By the time production began in March 2008, the writer-director had settled on a roster of evocative Wisconsin locales, including Beaver Dam, Columbus, Darlington, Milwaukee, Oshkosh, Baraboo, and Madison. “We found stunning locations, particularly for a period piece,” he says. “In the southwestern corner of the state, not much has changed since the ’30s. County squares are still intact, court houses haven’t been remodeled, and there aren’t tall buildings or Wal-Marts on the edge of town, so that became a really valuable asset for us.”
Mann also recreated a historic gunfight sequence at Little Bohemia Lodge in Manitowish Waters. In 1934, the summer resort was riddled with bullets when Dillinger crony Baby Face Nelson (Stephen Graham) killed a federal agent. Mann recalls the thrill of shooting on site: “Johnny Depp spent time on the same bed, in the same bedroom that Dillinger stayed in when the shootout happened, and escaped exactly through the same window Dillinger did. To see the actor put his hand on the same doorknob that John Dillinger turned when he left — that’s when physical spaces really begin to speak to you.”
Location also plays a central role in Mann’s personal life. His return to Madison decades after earning a BA in English brought “a moment of clarity when I walked into the Rathskeller,” he says. “I sat down at just about the same place I’d sit at in 1964 when I was figuring out what I wanted to do with my life, looking out the same window where I realized I wanted to make films. It was kind of bizarre, in a really good way.”

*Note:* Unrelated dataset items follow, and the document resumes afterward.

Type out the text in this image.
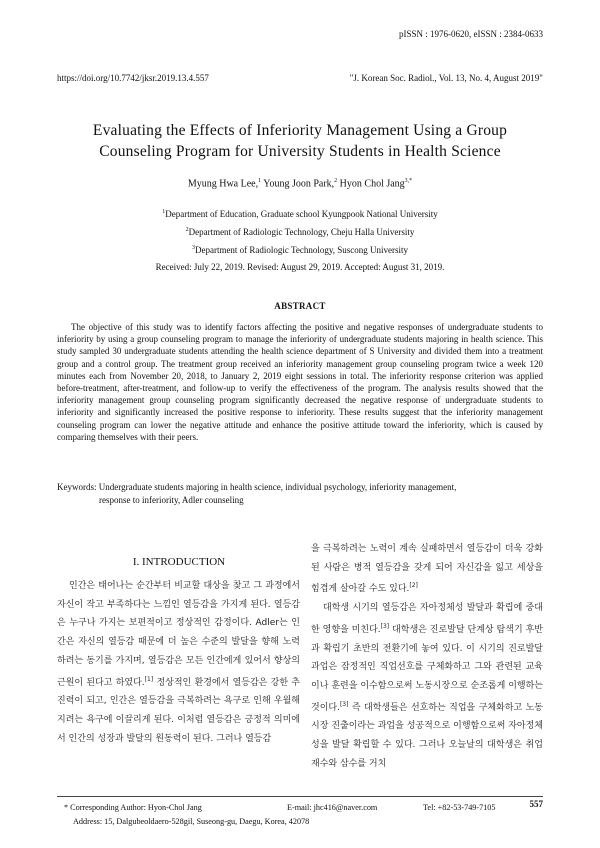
pISSN : 1976-0620, eISSN : 2384-0633
https://doi.org/10.7742/jksr.2019.13.4.557	"J. Korean Soc. Radiol., Vol. 13, No. 4, August 2019"
Evaluating the Effects of Inferiority Management Using a Group
Counseling Program for University Students in Health Science
Myung Hwa Lee,$^1$ Young Joon Park,$^2$ Hyon Chol Jang$^{3,*}$
$^1$Department of Education, Graduate school Kyungpook National University
$^2$Department of Radiologic Technology, Cheju Halla University
$^3$Department of Radiologic Technology, Suscong University
Received: July 22, 2019. Revised: August 29, 2019. Accepted: August 31, 2019.
ABSTRACT

The objective of this study was to identify factors affecting the positive and negative responses of undergraduate students to inferiority by using a group counseling program to manage the inferiority of undergraduate students majoring in health science. This study sampled 30 undergraduate students attending the health science department of S University and divided them into a treatment group and a control group. The treatment group received an inferiority management group counseling program twice a week 120 minutes each from November 20, 2018, to January 2, 2019 eight sessions in total. The inferiority response criterion was applied before-treatment, after-treatment, and follow-up to verify the effectiveness of the program. The analysis results showed that the inferiority management group counseling program significantly decreased the negative response of undergraduate students to inferiority and significantly increased the positive response to inferiority. These results suggest that the inferiority management counseling program can lower the negative attitude and enhance the positive attitude toward the inferiority, which is caused by comparing themselves with their peers.

Keywords: Undergraduate students majoring in health science, individual psychology, inferiority management,
response to inferiority, Adler counseling
I. INTRODUCTION

인간은 태어나는 순간부터 비교할 대상을 찾고 그 과정에서 자신이 작고 부족하다는 느낌인 열등감을 가지게 된다. 열등감은 누구나 가지는 보편적이고 정상적인 감정이다. Adler는 인간은 자신의 열등감 때문에 더 높은 수준의 발달을 향해 노력하려는 동기를 가지며, 열등감은 모든 인간에게 있어서 향상의 근원이 된다고 하였다.[1] 정상적인 환경에서 열등감은 강한 추진력이 되고, 인간은 열등감을 극복하려는 욕구로 인해 우월해지려는 욕구에 이끌리게 된다. 이처럼 열등감은 긍정적 의미에서 인간의 성장과 발달의 원동력이 된다. 그러나 열등감

을 극복하려는 노력이 계속 실패하면서 열등감이 더욱 강화된 사람은 병적 열등감을 갖게 되어 자신감을 잃고 세상을 힘겹게 살아갈 수도 있다.[2]

대학생 시기의 열등감은 자아정체성 발달과 확립에 중대한 영향을 미친다.[3] 대학생은 진로발달 단계상 탐색기 후반과 확립기 초반의 전환기에 놓여 있다. 이 시기의 진로발달 과업은 잠정적인 직업선호를 구체화하고 그와 관련된 교육이나 훈련을 이수함으로써 노동시장으로 순조롭게 이행하는 것이다.[3] 즉 대학생들은 선호하는 직업을 구체화하고 노동시장 진출이라는 과업을 성공적으로 이행함으로써 자아정체성을 발달 확립할 수 있다. 그러나 오늘날의 대학생은 취업 재수와 삼수를 거치

* Corresponding Author: Hyon-Chol Jang	E-mail: jhc416@naver.com	Tel: +82-53-749-7105
Address: 15, Dalgubeoldaero-528gil, Suseong-gu, Daegu, Korea, 42078
557
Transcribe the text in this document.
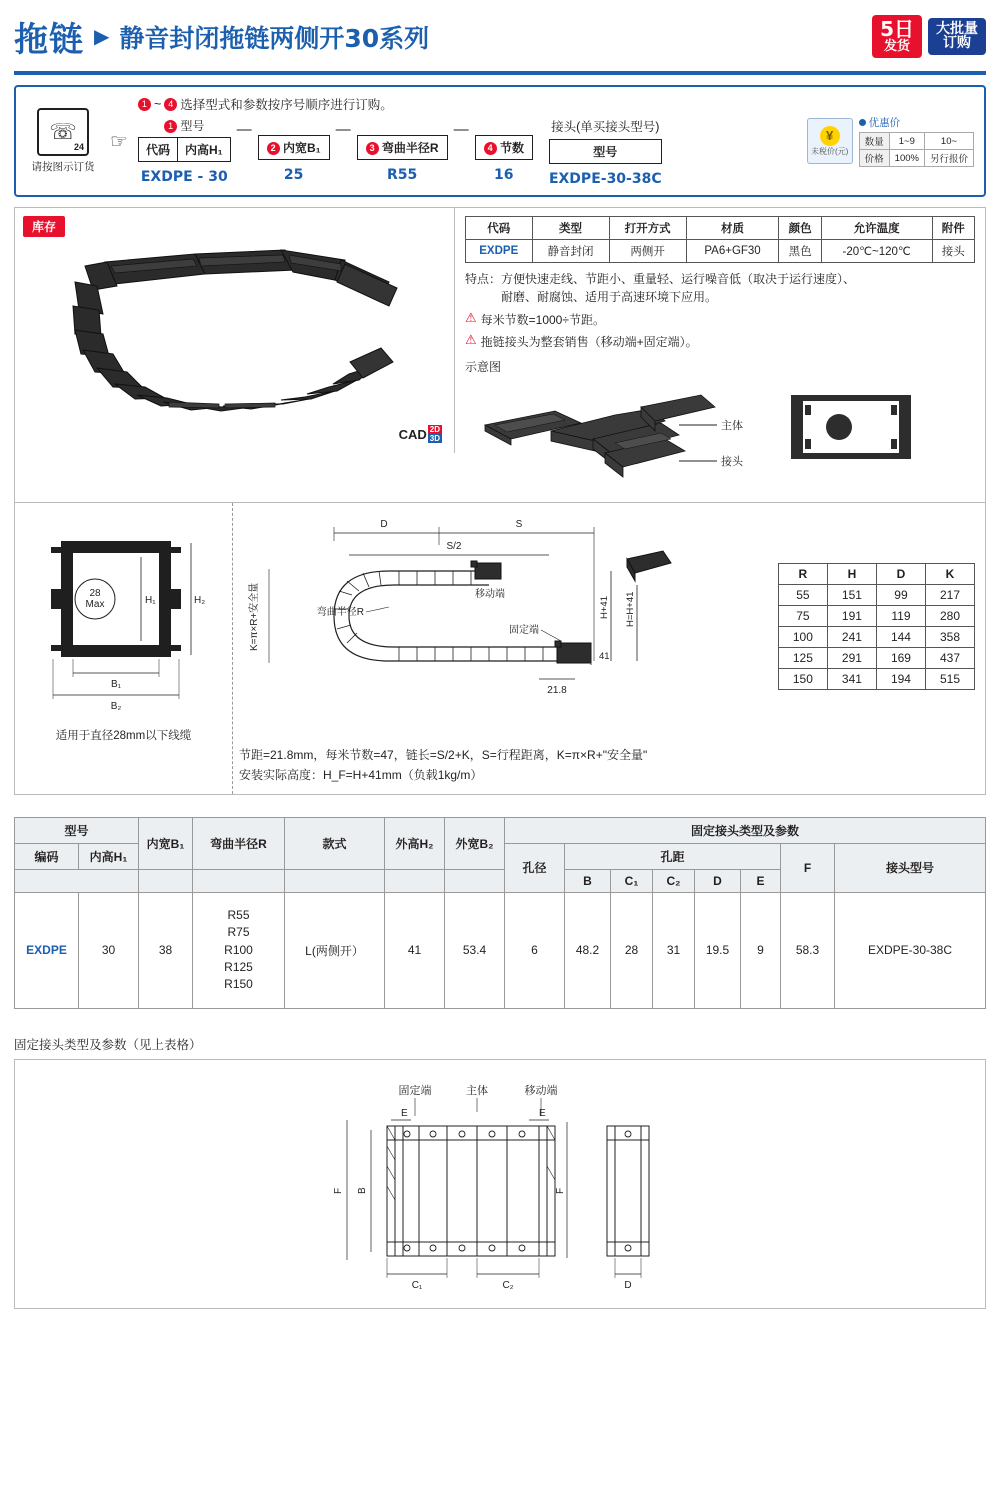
拖链 ▶ 静音封闭拖链两侧开30系列	5日
发货
大批量
订购
☏
24
请按图示订货
☞
1 ~ 4 选择型式和参数按序号顺序进行订购。
1 型号
代码	内高H₁
EXDPE - 30
—
2 内宽B₁
25
—
3 弯曲半径R
R55
—
4 节数
16
接头(单买接头型号)
型号
EXDPE-30-38C
¥
未税价(元)
优惠价
数量	1~9	10~
价格	100%	另行报价
库存
CAD 2D
3D
代码	类型	打开方式	材质	颜色	允许温度	附件
EXDPE	静音封闭	两侧开	PA6+GF30	黑色	-20℃~120℃	接头
特点：方便快速走线、节距小、重量轻、运行噪音低（取决于运行速度）、
耐磨、耐腐蚀、适用于高速环境下应用。
⚠ 每米节数=1000÷节距。
⚠ 拖链接头为整套销售（移动端+固定端）。
示意图
主体
接头
28
Max	H₁	H₂
B₁
B₂
适用于直径28mm以下线缆
D	S
S/2
K=π×R+安全量	弯曲半径R
移动端
固定端
21.8
H+41 H=H+41
41
R	H	D	K
55	151	99	217
75	191	119	280
100	241	144	358
125	291	169	437
150	341	194	515
节距=21.8mm，每米节数=47，链长=S/2+K，S=行程距离，K=π×R+"安全量"
安装实际高度：H_F=H+41mm（负载1kg/m）
型号		内宽B₁	弯曲半径R	款式	外高H₂	外宽B₂	固定接头类型及参数							
编码	内高H₁						孔径	孔距					F	接头型号
								B	C₁	C₂	D	E		
EXDPE	30	38	R55
R75
R100
R125
R150	L(两侧开）	41	53.4	6	48.2	28	31	19.5	9	58.3	EXDPE-30-38C
固定接头类型及参数（见上表格）
固定端	主体	移动端
E	E
F B	F
C₁	C₂	D
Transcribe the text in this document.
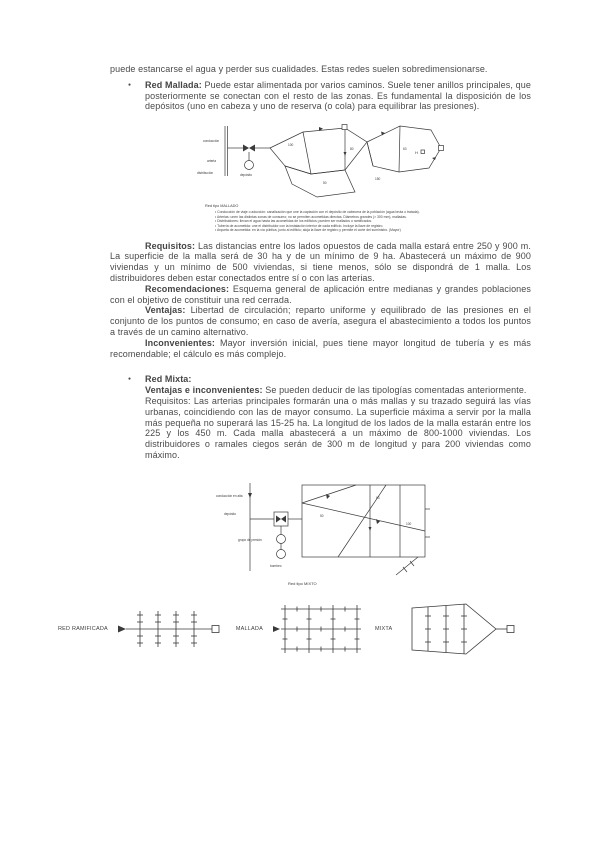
puede estancarse el agua y perder sus cualidades. Estas redes suelen sobredimensionarse.

●	Red Mallada: Puede estar alimentada por varios caminos. Suele tener anillos principales, que posteriormente se conectan con el resto de las zonas. Es fundamental la disposición de los depósitos (uno en cabeza y uno de reserva (o cola) para equilibrar las presiones).
conducción
arteria
distribución	depósito
100
80	63
50
150
H
Red tipo MALLADO
• Conducción de viaje o aducción: canalización que une la captación con el depósito de cabecera de la población (agua bruta o tratada).
• Arterias: unen las distintas zonas de consumo; no se permiten acometidas directas. Diámetros grandes (> 300 mm), malladas.
• Distribuidores: llevan el agua hasta las acometidas de los edificios; pueden ser mallados o ramificados.
• Tubería de acometida: une el distribuidor con la instalación interior de cada edificio. Incluye la llave de registro.
• Arqueta de acometida: en la vía pública, junto al edificio; aloja la llave de registro y permite el corte del suministro. (Mayor)

Requisitos: Las distancias entre los lados opuestos de cada malla estará entre 250 y 900 m. La superficie de la malla será de 30 ha y de un mínimo de 9 ha. Abastecerá un máximo de 900 viviendas y un mínimo de 500 viviendas, si tiene menos, sólo se dispondrá de 1 malla. Los distribuidores deben estar conectados entre sí o con las arterias.

Recomendaciones: Esquema general de aplicación entre medianas y grandes poblaciones con el objetivo de constituir una red cerrada.

Ventajas: Libertad de circulación; reparto uniforme y equilibrado de las presiones en el conjunto de los puntos de consumo; en caso de avería, asegura el abastecimiento a todos los puntos a través de un camino alternativo.

Inconvenientes: Mayor inversión inicial, pues tiene mayor longitud de tubería y es más recomendable; el cálculo es más complejo.

●	Red Mixta:
Ventajas e inconvenientes: Se pueden deducir de las tipologías comentadas anteriormente.
Requisitos: Las arterias principales formarán una o más mallas y su trazado seguirá las vías urbanas, coincidiendo con las de mayor consumo. La superficie máxima a servir por la malla más pequeña no superará las 15-25 ha. La longitud de los lados de la malla estarán entre los 225 y los 450 m. Cada malla abastecerá a un máximo de 800-1000 viviendas. Los distribuidores o ramales ciegos serán de 300 m de longitud y para 200 viviendas como máximo.
conducción en alta
depósito
grupo de presión
bombeo
50
63
100
Red tipo MIXTO
RED RAMIFICADA	MALLADA	MIXTA
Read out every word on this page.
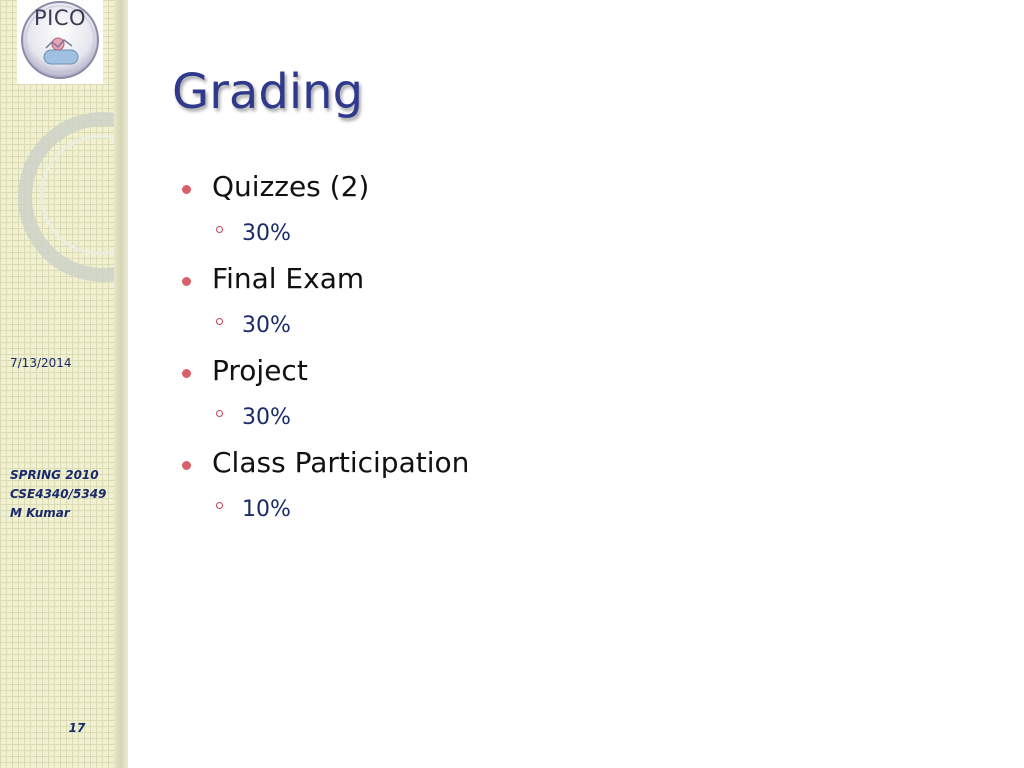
PICO
7/13/2014
SPRING 2010
CSE4340/5349
M Kumar
17
Grading
Quizzes (2)
30%
Final Exam
30%
Project
30%
Class Participation
10%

Though Public Enemies takes place seventy-five years ago, the hard economic times that spawned Dillinger and his gang should resonate with contemporary audiences. As Mann points out, “In 1933, the fourth year of the Great Depression, unemployment in Chicago hit 44 percent. A lot of it was blamed on the banks and the seeming incapability of the federal government to alleviate the misery. Banks didn’t garner a lot of sympathy, so when you have well-spoken, charismatic John Dillinger holding up banks and outsmarting the Feds, in a funny way, he became this celebrity outlaw who kind of spoke for the mass sentiment in the United States at that time.”